The shopkeeper snapped the case shut, an impatient sound.

Mildred said, ‘May I look around?’

‘Be my guest.’ He went and leaned against the counter, watching. She pretended interest, picking up things for a closer look, careful to let him see her put them down again. Moving towards the door, preparing her escape, she took up a small, heavy brass object. ‘What’s this?’

‘A fly.’

‘Yes, I see. It’s well made, such detail.’

‘Should be. They have plenty to copy where that comes
from.’ He bared his teeth which were younger than he was. ‘Genuine Benares paperweight. Four quid. Three-fifty to you.’

‘Thank you.’ She put it down. ‘I’ll think about it.’

He watched her cross the road. She could feel him watching; he had nothing much else to do.

‘Aren’t you the lady from the Bellechasse?’ said the waitress in the café, bringing coffee in a pretty china cup and pot to match. ‘How do you find it?’

‘Very satisfactory, such nice people.’

‘Any little upsets?’

‘How do you mean?’

The waitress smiled. ‘You may be lucky – with the weather.’

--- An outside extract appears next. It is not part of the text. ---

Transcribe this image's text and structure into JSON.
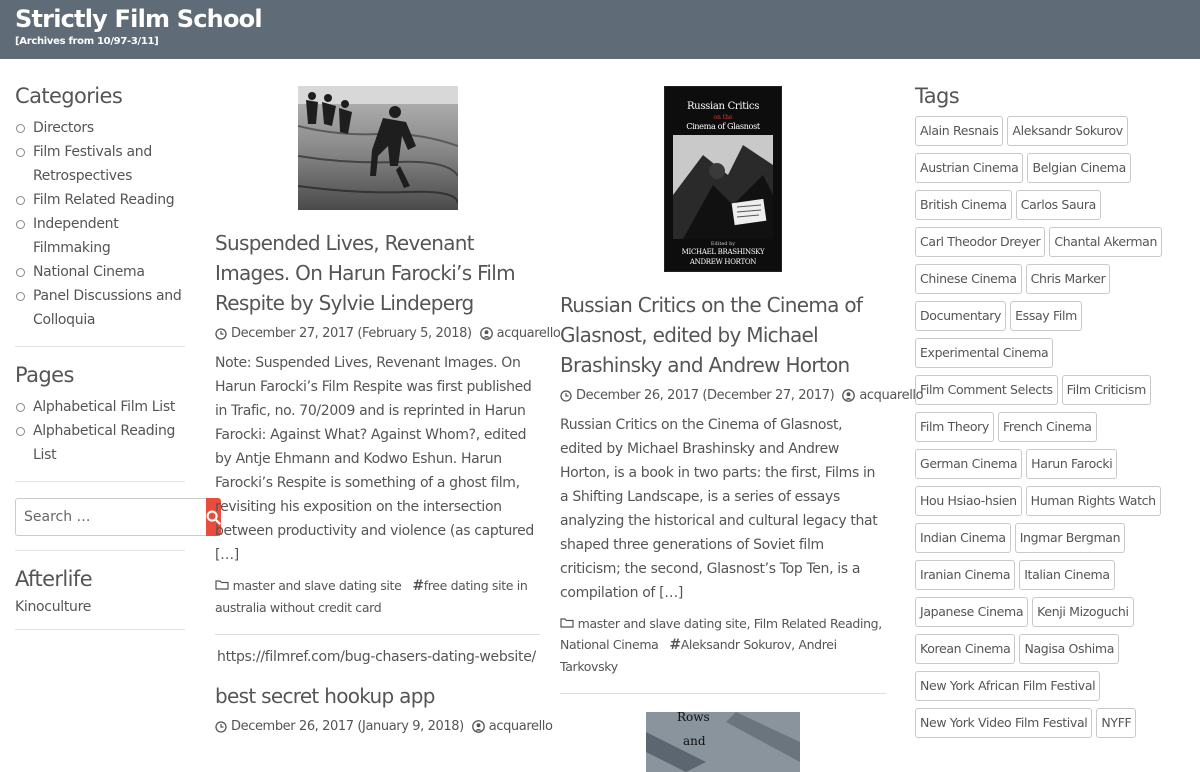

At half-past eleven Mildred left the café to walk up to the castle. Sun and sea breeze restored her spirits. Sense, she told herself, was more important than sensibility. The man designated her father was dead, leaving her his kitbag containing his dirty socks, a packet of strong mints probably intended to relieve stomach pains which she had not known he suffered from, and some metal discs engraved with commendations for meritorious deeds which he had never spoken of. No word of love, no tender gesture to remember him by.

Sense was a series of negative responses. Perhaps the answer to everything was nothing. At that point sensibility took over and she was afraid of nothingness, the extent of it, of its engulfing herself.

The castle, knocked about a bit, was still
some
thing, after
five hundred years. From the ramparts she watched a man ploughing, pursued by gulls. The way they rose up, whirled and sank, reminded her of Piper’s paper-storm and how she had cried ‘I am so sorry!’ and he had consoled her, ‘It has allowed us to get acquainted.’